= Richardson Professor of Applied Mathematics =

Position at the University of Manchester in England

The Richardson Chair of Applied Mathematics is an endowed professorial position in the School of Mathematics, University of Manchester, England. The chair was founded by an endowment of £3,600 from one John Richardson, in 1890. The endowment was originally used to support the Richardson Lectureship in Mathematics.
One holder of the Richardson Lectureship was John Edensor Littlewood (1907–1910). The position lapsed in 1918, but was resurrected as a lectureship in Pure Mathematics between 1935 and 1944. There was then a further hiatus until the establishment of the Richardson Chair of Applied Mathematics in 1998. The current holder (since 1998) is Nicholas Higham.

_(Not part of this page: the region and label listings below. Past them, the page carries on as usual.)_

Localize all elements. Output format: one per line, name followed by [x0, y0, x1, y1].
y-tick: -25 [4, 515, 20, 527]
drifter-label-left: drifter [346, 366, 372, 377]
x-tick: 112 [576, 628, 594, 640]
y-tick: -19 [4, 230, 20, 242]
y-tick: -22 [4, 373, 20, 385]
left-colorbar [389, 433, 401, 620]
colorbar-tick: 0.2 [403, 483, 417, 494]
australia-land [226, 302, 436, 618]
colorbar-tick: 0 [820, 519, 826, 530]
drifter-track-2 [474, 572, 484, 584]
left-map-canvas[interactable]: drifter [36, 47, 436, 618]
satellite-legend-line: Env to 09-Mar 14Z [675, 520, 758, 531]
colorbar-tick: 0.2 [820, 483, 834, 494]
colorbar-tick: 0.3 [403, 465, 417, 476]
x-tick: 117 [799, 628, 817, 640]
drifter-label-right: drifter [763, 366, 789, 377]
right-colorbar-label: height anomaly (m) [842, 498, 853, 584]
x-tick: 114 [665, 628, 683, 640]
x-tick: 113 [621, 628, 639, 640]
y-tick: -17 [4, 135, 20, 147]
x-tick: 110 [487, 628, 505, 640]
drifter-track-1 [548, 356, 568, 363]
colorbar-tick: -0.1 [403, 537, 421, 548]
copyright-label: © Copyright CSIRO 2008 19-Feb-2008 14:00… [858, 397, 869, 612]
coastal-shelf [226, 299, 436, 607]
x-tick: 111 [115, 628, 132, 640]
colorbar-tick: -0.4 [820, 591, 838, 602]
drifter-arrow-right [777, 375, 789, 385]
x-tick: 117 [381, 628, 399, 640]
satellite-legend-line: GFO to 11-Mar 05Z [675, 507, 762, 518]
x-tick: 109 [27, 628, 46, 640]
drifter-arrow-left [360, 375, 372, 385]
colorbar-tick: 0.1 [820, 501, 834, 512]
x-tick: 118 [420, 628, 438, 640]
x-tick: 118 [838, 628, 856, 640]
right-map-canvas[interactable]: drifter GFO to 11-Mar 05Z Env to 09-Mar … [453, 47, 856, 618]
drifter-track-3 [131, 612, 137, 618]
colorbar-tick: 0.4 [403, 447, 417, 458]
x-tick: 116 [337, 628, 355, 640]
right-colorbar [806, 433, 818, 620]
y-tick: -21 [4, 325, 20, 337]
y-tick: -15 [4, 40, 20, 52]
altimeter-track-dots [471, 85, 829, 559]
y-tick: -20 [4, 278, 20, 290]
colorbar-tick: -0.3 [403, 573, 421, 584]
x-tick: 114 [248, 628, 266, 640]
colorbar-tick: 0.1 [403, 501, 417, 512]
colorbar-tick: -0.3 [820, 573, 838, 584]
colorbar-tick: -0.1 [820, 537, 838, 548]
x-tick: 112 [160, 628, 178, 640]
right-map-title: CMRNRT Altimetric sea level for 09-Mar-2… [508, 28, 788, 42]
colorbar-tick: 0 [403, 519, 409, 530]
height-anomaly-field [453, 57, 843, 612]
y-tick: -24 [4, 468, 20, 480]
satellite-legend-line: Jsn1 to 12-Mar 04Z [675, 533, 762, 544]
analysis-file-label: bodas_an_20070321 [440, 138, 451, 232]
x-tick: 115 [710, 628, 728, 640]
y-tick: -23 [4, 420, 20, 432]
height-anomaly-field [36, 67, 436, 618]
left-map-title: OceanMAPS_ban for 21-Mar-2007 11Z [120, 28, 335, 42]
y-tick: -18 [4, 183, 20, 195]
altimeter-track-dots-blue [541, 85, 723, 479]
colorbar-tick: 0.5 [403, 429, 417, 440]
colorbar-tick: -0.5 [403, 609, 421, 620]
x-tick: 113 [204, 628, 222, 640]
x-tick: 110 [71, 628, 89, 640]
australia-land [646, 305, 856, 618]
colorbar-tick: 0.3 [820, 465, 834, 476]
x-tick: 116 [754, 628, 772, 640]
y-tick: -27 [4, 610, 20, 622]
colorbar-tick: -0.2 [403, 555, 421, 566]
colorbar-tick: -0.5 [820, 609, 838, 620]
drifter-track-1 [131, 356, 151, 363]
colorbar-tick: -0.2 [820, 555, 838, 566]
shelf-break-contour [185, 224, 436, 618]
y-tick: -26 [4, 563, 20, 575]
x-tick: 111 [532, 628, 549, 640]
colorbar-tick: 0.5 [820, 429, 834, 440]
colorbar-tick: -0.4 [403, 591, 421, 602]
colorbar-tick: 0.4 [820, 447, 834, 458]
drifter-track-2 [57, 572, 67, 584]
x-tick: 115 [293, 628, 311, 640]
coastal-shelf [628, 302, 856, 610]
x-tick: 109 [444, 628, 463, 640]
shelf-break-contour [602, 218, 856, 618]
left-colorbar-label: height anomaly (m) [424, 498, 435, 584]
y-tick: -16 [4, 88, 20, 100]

A complete list of Richardson Lecturers and Professors is as follows:
- F. T. Swanwick		 (1891–1907) Lecturer in Mathematics
- J. E. Littlewood	(1907–1910) Lecturer in Mathematics
- H. R. Hasse			(1910–1912) Lecturer in Mathematics
- W. D. Evans			(1912–1918) Lecturer in Mathematics
- W. N. Bailey 			(1935–1944) Lecturer in Pure Mathematics
- N. J. Higham		(1998–	) Professor of Applied Mathematics

The School of Mathematics has three other endowed chairs, the others being the Beyer Chair, the Fielden Chair of Pure Mathematics and the Sir Horace Lamb Chair.